(532b) Applying Energy Conversion and Catalyst Rationale Towards Sustainability, Hydrogen Production and Nuclear Waste Management

Energy conversion represents a sustainable and viable approach to utilize and store energy in the form of chemical bonds or materials that are given as value-added products. Research into hydrogen production via water electrolysis addresses environmental and sustainability concerns associated with the use of fossil fuels. Transition metal phosphides (TMPs) have recently emerged as earth abundant catalysts for their metal-hydride bond strength that lowers the kinetic energetics required for such reactions. Monometallic and bimetallic TMPs have been reported herein for their crystal structure and composition dependence. Overall, this work provides insights into designing and attempting to understand intrinsic properties to consider for application of catalysts that apply to a magnitude of research fields.

Platinum group metals (PGMs) traditionally are utilized in catalytic applications, but are scarce and costly. However, PGMs cannot be overlooked due to the existing infrastructure and knowledge base for PGMs in industrial applications. Therefore, efficiency, safety and cost are the driving factors for catalyst rationale when including PGMs. Energy conversion methodologies were utilized to synthesize PGM functionalized photocatalysts through facile photochemical methods as value-added products.

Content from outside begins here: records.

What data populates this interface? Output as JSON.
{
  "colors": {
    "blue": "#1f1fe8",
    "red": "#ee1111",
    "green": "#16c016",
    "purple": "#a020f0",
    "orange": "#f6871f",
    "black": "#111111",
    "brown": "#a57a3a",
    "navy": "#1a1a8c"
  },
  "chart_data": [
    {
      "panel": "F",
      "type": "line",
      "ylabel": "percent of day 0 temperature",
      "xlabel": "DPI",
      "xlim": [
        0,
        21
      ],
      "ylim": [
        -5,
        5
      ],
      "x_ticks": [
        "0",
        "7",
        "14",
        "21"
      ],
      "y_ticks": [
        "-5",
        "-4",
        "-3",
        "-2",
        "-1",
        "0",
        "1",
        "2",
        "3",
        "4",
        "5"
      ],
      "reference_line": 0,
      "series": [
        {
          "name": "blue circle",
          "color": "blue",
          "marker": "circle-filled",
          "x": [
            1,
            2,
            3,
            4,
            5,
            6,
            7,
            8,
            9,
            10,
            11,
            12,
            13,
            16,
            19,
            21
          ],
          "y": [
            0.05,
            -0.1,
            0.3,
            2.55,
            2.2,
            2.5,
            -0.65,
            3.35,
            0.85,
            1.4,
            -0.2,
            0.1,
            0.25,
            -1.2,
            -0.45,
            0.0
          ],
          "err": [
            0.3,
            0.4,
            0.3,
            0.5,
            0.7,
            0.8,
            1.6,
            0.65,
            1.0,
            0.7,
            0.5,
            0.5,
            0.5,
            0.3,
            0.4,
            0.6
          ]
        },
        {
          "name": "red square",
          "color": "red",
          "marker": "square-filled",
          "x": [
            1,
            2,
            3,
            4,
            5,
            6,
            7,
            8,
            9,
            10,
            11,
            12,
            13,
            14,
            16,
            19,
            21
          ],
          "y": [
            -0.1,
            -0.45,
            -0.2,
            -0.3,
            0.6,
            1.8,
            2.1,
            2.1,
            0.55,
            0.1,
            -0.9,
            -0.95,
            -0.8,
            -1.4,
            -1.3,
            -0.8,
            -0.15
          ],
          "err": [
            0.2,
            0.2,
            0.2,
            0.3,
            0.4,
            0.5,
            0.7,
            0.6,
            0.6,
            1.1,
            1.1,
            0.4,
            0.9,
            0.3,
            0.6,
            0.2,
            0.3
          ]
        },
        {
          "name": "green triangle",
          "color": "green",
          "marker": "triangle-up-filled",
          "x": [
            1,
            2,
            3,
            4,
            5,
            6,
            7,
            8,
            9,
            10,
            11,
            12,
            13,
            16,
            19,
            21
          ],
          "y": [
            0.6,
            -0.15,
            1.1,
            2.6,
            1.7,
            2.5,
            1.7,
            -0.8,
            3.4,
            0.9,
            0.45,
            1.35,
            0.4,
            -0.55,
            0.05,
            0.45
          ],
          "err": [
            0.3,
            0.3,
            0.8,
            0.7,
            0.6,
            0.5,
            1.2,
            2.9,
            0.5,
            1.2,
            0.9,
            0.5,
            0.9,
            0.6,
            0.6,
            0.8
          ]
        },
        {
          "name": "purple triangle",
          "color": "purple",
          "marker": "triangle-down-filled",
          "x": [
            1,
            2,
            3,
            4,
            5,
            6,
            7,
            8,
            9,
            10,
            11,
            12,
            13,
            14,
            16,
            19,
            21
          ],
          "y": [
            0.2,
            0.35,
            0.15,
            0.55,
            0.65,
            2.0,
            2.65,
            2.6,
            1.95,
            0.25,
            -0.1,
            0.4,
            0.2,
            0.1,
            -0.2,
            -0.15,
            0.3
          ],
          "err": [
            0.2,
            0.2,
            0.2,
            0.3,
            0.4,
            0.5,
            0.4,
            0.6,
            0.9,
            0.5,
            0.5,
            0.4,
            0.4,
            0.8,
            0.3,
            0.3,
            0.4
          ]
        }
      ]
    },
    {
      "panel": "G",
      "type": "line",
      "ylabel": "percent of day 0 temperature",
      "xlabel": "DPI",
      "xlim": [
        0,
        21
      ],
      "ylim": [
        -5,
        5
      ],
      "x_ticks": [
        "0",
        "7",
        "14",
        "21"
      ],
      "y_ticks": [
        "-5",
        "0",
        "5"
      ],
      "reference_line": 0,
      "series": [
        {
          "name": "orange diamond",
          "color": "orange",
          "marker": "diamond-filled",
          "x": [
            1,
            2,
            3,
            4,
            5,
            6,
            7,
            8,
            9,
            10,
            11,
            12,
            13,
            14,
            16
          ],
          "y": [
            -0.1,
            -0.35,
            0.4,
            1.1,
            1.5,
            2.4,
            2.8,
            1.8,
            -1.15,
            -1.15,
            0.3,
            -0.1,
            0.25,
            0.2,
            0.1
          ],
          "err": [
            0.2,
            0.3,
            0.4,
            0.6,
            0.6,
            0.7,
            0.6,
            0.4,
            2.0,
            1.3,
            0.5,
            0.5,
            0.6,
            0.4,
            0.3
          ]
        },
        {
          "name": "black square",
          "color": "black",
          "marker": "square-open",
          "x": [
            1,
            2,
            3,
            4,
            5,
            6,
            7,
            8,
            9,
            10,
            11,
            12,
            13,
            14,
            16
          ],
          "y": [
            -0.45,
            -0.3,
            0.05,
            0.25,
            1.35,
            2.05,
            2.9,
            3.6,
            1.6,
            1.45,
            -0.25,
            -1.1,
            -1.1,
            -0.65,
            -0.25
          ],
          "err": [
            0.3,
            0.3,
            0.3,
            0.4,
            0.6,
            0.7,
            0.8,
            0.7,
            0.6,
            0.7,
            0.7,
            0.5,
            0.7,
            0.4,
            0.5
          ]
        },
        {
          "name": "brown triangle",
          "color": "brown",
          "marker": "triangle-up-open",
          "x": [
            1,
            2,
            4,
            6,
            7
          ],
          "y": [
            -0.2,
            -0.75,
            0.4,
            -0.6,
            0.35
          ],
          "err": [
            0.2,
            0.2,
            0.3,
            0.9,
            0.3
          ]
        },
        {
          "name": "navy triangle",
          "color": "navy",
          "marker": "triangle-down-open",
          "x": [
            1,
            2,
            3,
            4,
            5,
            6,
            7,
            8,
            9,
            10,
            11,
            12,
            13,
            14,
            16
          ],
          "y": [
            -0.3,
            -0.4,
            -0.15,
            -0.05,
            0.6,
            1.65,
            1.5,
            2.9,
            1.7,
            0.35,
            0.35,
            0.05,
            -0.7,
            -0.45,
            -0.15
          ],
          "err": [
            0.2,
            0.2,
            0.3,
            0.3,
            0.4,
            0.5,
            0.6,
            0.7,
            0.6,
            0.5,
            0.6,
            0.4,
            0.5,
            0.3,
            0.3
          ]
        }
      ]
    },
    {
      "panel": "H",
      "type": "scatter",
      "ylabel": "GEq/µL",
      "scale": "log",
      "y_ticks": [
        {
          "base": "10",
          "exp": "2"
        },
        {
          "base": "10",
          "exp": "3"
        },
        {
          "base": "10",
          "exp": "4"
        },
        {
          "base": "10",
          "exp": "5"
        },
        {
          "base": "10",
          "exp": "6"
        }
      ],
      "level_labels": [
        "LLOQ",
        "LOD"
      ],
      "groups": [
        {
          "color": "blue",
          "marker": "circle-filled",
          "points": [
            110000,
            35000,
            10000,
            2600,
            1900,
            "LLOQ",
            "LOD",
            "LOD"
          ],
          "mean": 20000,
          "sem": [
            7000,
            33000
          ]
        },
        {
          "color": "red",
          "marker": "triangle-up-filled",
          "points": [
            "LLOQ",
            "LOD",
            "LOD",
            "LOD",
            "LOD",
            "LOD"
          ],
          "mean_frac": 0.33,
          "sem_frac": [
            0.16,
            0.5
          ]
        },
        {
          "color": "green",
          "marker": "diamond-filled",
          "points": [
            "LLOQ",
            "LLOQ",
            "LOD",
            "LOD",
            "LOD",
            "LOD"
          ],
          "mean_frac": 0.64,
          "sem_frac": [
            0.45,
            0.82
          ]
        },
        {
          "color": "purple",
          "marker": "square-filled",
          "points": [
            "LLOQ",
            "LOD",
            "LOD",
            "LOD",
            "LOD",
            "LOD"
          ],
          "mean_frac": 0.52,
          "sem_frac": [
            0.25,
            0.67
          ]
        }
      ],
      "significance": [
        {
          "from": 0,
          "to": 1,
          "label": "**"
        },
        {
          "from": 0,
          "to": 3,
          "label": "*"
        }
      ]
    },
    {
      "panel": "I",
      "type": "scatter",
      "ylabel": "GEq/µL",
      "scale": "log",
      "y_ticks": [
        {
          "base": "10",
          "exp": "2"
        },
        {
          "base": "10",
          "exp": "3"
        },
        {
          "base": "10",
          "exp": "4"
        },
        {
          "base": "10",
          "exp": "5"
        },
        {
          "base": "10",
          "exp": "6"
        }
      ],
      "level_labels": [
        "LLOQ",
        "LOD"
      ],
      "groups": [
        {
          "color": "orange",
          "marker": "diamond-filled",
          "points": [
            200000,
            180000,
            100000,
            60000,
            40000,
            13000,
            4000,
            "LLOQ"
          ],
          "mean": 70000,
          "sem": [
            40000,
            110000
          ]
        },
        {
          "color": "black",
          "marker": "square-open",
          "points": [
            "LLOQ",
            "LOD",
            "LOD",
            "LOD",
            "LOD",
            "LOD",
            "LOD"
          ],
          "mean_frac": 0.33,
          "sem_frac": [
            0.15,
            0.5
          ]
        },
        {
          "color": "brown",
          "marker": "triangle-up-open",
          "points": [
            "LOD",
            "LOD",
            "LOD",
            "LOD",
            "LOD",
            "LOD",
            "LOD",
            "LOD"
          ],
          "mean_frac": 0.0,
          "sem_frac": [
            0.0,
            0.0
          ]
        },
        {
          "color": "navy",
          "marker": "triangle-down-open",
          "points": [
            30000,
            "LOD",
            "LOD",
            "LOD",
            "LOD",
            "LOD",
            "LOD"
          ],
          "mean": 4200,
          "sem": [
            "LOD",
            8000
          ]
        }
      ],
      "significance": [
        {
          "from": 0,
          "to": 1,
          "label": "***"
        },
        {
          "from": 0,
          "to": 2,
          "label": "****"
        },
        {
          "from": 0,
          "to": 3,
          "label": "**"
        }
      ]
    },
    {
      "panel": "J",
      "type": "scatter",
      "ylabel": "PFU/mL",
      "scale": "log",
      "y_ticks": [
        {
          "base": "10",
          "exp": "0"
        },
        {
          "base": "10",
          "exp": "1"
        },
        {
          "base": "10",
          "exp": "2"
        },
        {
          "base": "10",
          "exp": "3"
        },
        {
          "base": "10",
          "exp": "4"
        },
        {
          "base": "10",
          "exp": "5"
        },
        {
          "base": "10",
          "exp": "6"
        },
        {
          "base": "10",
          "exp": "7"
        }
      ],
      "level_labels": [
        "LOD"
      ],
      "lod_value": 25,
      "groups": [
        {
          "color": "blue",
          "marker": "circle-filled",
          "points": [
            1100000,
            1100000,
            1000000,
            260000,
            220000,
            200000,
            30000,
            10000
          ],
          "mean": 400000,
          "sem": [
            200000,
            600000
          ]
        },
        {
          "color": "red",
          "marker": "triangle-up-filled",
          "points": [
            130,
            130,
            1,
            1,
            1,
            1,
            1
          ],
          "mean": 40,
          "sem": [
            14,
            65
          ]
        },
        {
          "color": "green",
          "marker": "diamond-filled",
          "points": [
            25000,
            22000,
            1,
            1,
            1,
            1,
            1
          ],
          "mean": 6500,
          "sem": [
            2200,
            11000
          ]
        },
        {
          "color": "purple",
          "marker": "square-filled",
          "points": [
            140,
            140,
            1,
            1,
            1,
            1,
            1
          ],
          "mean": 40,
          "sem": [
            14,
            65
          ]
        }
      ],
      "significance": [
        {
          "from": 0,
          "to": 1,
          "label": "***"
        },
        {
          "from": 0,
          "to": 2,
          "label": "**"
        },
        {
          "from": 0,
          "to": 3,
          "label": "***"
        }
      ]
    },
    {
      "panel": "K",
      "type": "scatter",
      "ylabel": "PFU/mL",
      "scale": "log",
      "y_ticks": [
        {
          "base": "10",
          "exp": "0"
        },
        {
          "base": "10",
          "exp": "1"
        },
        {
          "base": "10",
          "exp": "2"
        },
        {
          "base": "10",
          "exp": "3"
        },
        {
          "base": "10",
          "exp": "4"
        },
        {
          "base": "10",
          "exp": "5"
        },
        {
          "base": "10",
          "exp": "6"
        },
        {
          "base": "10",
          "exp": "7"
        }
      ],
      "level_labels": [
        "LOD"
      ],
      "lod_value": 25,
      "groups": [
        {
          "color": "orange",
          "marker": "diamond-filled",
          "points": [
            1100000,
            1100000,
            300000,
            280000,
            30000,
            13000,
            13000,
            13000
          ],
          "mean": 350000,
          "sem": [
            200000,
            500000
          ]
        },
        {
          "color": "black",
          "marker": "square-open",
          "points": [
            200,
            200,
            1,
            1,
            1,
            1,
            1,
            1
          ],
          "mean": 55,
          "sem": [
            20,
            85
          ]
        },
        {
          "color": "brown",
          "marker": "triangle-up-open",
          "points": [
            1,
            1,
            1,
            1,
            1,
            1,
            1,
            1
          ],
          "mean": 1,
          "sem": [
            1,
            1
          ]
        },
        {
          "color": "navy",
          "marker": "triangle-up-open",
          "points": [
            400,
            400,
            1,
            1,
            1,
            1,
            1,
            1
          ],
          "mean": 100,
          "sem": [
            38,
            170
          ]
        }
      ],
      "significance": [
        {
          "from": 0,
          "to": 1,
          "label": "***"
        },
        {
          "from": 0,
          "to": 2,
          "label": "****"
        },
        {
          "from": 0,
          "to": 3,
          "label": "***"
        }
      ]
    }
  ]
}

On the way towards efficient energy, waste management is a necessity and can offer significant energy and cost savings. Even though waste management is not directly involved with energy production research, it enables clean energy processes such as nuclear power. Infrastructure and processes that are essential to our current standard of living can continuously be updated and made more efficient to benefit our environment. The total amount of unit operations for chemical processing is not typically thought of for renewable energy. In actuality, additional processing steps and separations/waste management consume a large portion of the energy sector. Therefore, process optimization and waste management can be impactful on the energy industry. Furthermore, the processing of waste into value-added products is beneficial if viable.